I hung up and gave Gibby a full report on the conversation. So far as I could see, Gibby was in something of the same frame of mind as the doctor had just been describing to me in his discussion of K. R. E. Jellicoe. Gibby was also raring to go and there wasn’t going to be anything to dampen him down. He did give me an attentive hearing, but it seemed to me that he was enjoying this intelligence I’d had from Jellicoe’s physician far more than its content warranted. He appeared to be finding it quite as stimulating as he had found the notes written on the back of the garage receipt.
“This adds up,” he said, when I had finished. “It adds up to the craziest sort of totals, but it does add up. I’ve had a check on where the jerk lives in Connecticut and I’ve been looking at the timetable. He lives in Westport and a train was leaving for Westport right at the time we were fixing it up with Bannerman to pull the guess-who routine on his girl friend. The station cops tell us that George didn’t start keeping an eye on any New England trains till after we’d had our talk with him and now we have exactly the same thing on ou
r own observation. You have to hand it to George. He had all the answers for us. He thinks on his feet.”
“The way I add it,” I said, “all this means he was in the station because of Joan Loomis and not because of Jellicoe. That’s what every bit of evidence is screaming at us, isn’t it?”
“Unless,” Gibby said, “he was there because of Joan and Jellicoe.”
“How do you make that?” I asked.
“Bannerman’s dames,” Gibby said. “It could be that his sister looked worse than she was. It could also be that he’s been working overtime at making her look better than she was. It can be the same way with his girl friend. Is Joan as good as she seems? Was it drink the jerk was thirsting for while his doctor changed his dressings? He does have a reputation for hitting the bottle, but he has an even noisier reputation for having a thing for the dames. The first time we noticed him he was buying a red nightgown. Does he want a nightgown of that kind if all he has on his mind is liquor? I haven’t known him all his life, but I can make a better guess than his doctor did at what it was he was so eager for. Add it up. He wanted it. George is in the business of providing it. How would it add up if Joan should be what George is providing tonight?”
I shrugged it off. “We can’t do anything about that till we find them,” I said.

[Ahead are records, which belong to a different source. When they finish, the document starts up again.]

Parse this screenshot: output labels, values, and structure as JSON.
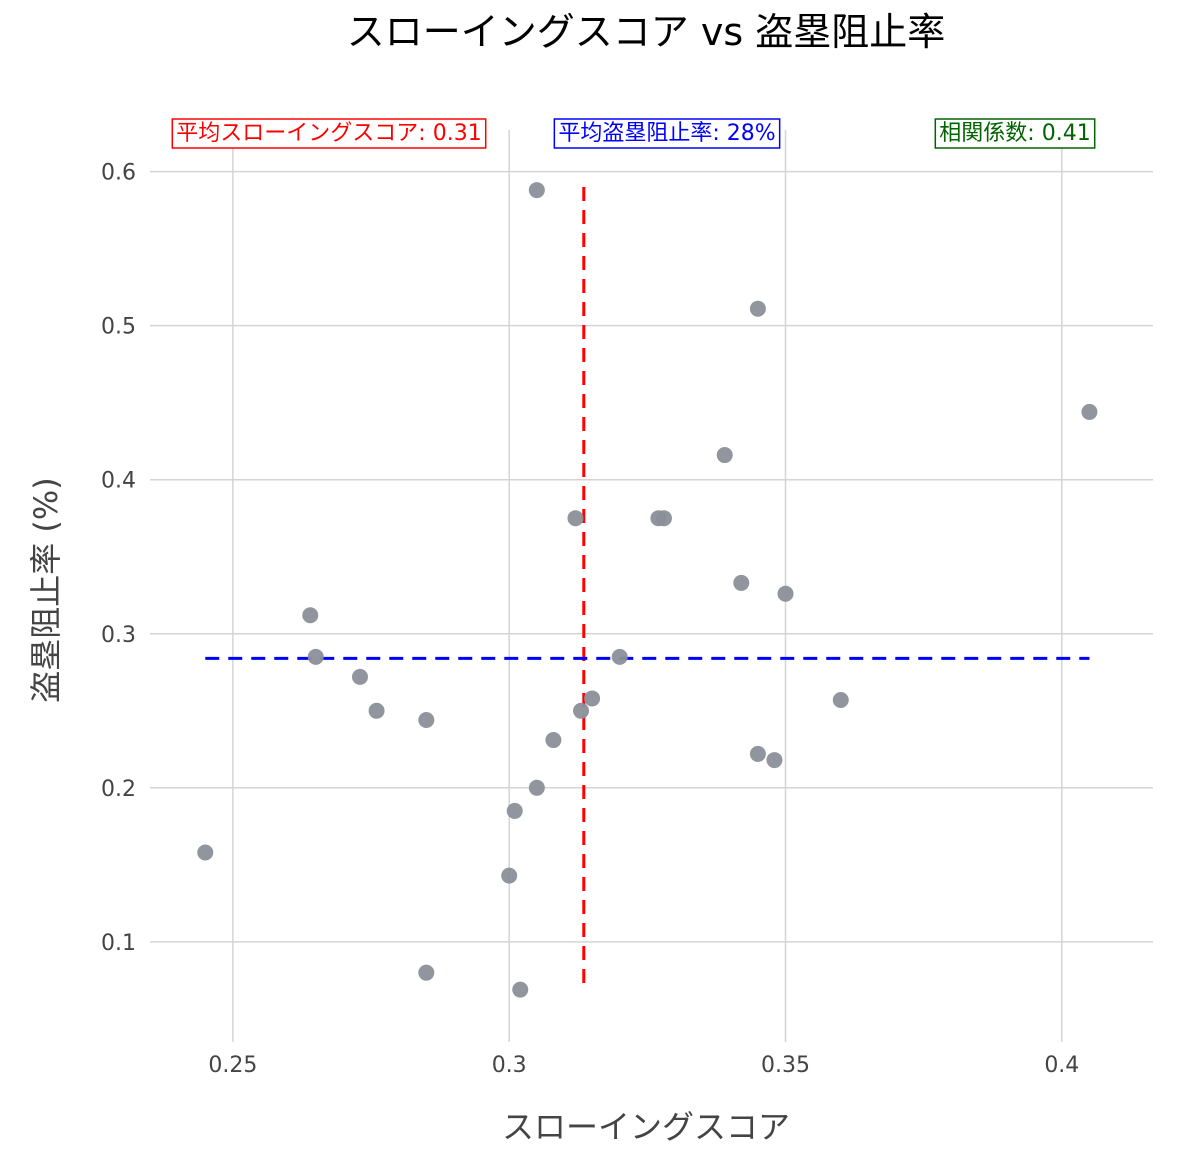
{
  "chart_data": {
    "type": "scatter",
    "title": "スローイングスコア vs 盗塁阻止率",
    "xlabel": "スローイングスコア",
    "ylabel": "盗塁阻止率 (%)",
    "xlim": [
      0.235,
      0.4165
    ],
    "ylim": [
      0.035,
      0.627
    ],
    "xticks": [
      0.25,
      0.3,
      0.35,
      0.4
    ],
    "xtick_labels": [
      "0.25",
      "0.3",
      "0.35",
      "0.4"
    ],
    "yticks": [
      0.1,
      0.2,
      0.3,
      0.4,
      0.5,
      0.6
    ],
    "ytick_labels": [
      "0.1",
      "0.2",
      "0.3",
      "0.4",
      "0.5",
      "0.6"
    ],
    "grid": true,
    "series": [
      {
        "x": [
          0.305,
          0.345,
          0.405,
          0.339,
          0.312,
          0.327,
          0.328,
          0.342,
          0.35,
          0.264,
          0.265,
          0.32,
          0.273,
          0.315,
          0.276,
          0.285,
          0.313,
          0.36,
          0.308,
          0.345,
          0.348,
          0.305,
          0.301,
          0.3,
          0.245,
          0.285,
          0.302
        ],
        "y": [
          0.588,
          0.511,
          0.444,
          0.416,
          0.375,
          0.375,
          0.375,
          0.333,
          0.326,
          0.312,
          0.285,
          0.285,
          0.272,
          0.258,
          0.25,
          0.244,
          0.25,
          0.257,
          0.231,
          0.222,
          0.218,
          0.2,
          0.185,
          0.143,
          0.158,
          0.08,
          0.069
        ],
        "color": "#8a8f99"
      }
    ],
    "reference_lines": [
      {
        "orientation": "vertical",
        "value": 0.3135,
        "range": [
          0.068,
          0.59
        ],
        "color": "#ff0000",
        "style": "dashed"
      },
      {
        "orientation": "horizontal",
        "value": 0.284,
        "range": [
          0.245,
          0.405
        ],
        "color": "#0000ff",
        "style": "dashed"
      }
    ],
    "annotations": [
      {
        "text": "平均スローイングスコア: 0.31",
        "color": "#ff0000",
        "border": "#ff0000"
      },
      {
        "text": "平均盗塁阻止率: 28%",
        "color": "#0000ff",
        "border": "#0000ff"
      },
      {
        "text": "相関係数: 0.41",
        "color": "#006400",
        "border": "#006400"
      }
    ]
  }
}
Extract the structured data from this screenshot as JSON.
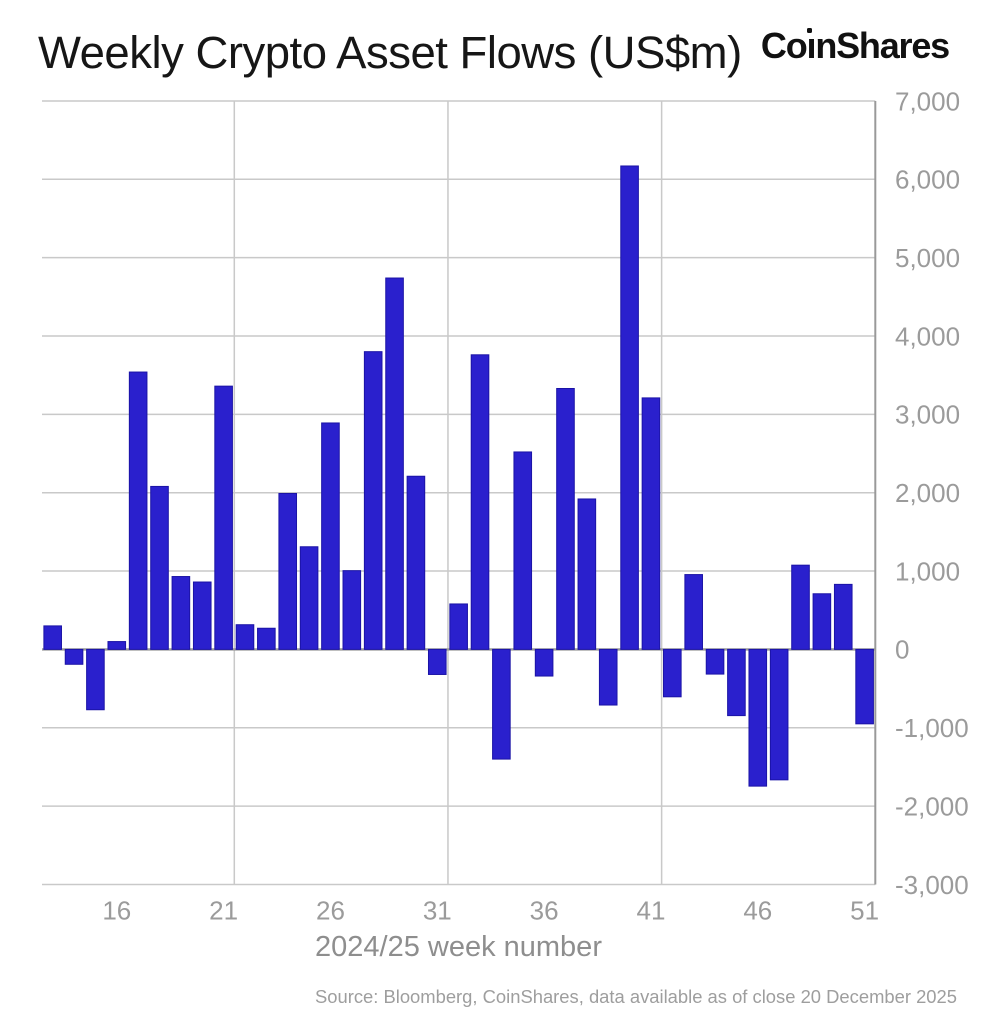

“We can look for them. That’s why we’re heading for Westport right now.”
“You have the car receipt. That means the car is still in the garage and the station cops don’t say that George and Joan headed for any Westport train. They left the station.”
Gibby nodded. “And if George knew where Harry put the car,” he said, “there might be no need of the receipt. Jellicoe could go around to the place, identify himself, and take it out without a receipt.”
“Easy enough to find out if he did,” I said. “We call the garage and ask.”
Gibby laughed. “I’ve already had one of the boys do that,” he said. “I wasn’t telling you because I thought I could cut down the arguments. The car’s still there. Nobody’s come around for it.”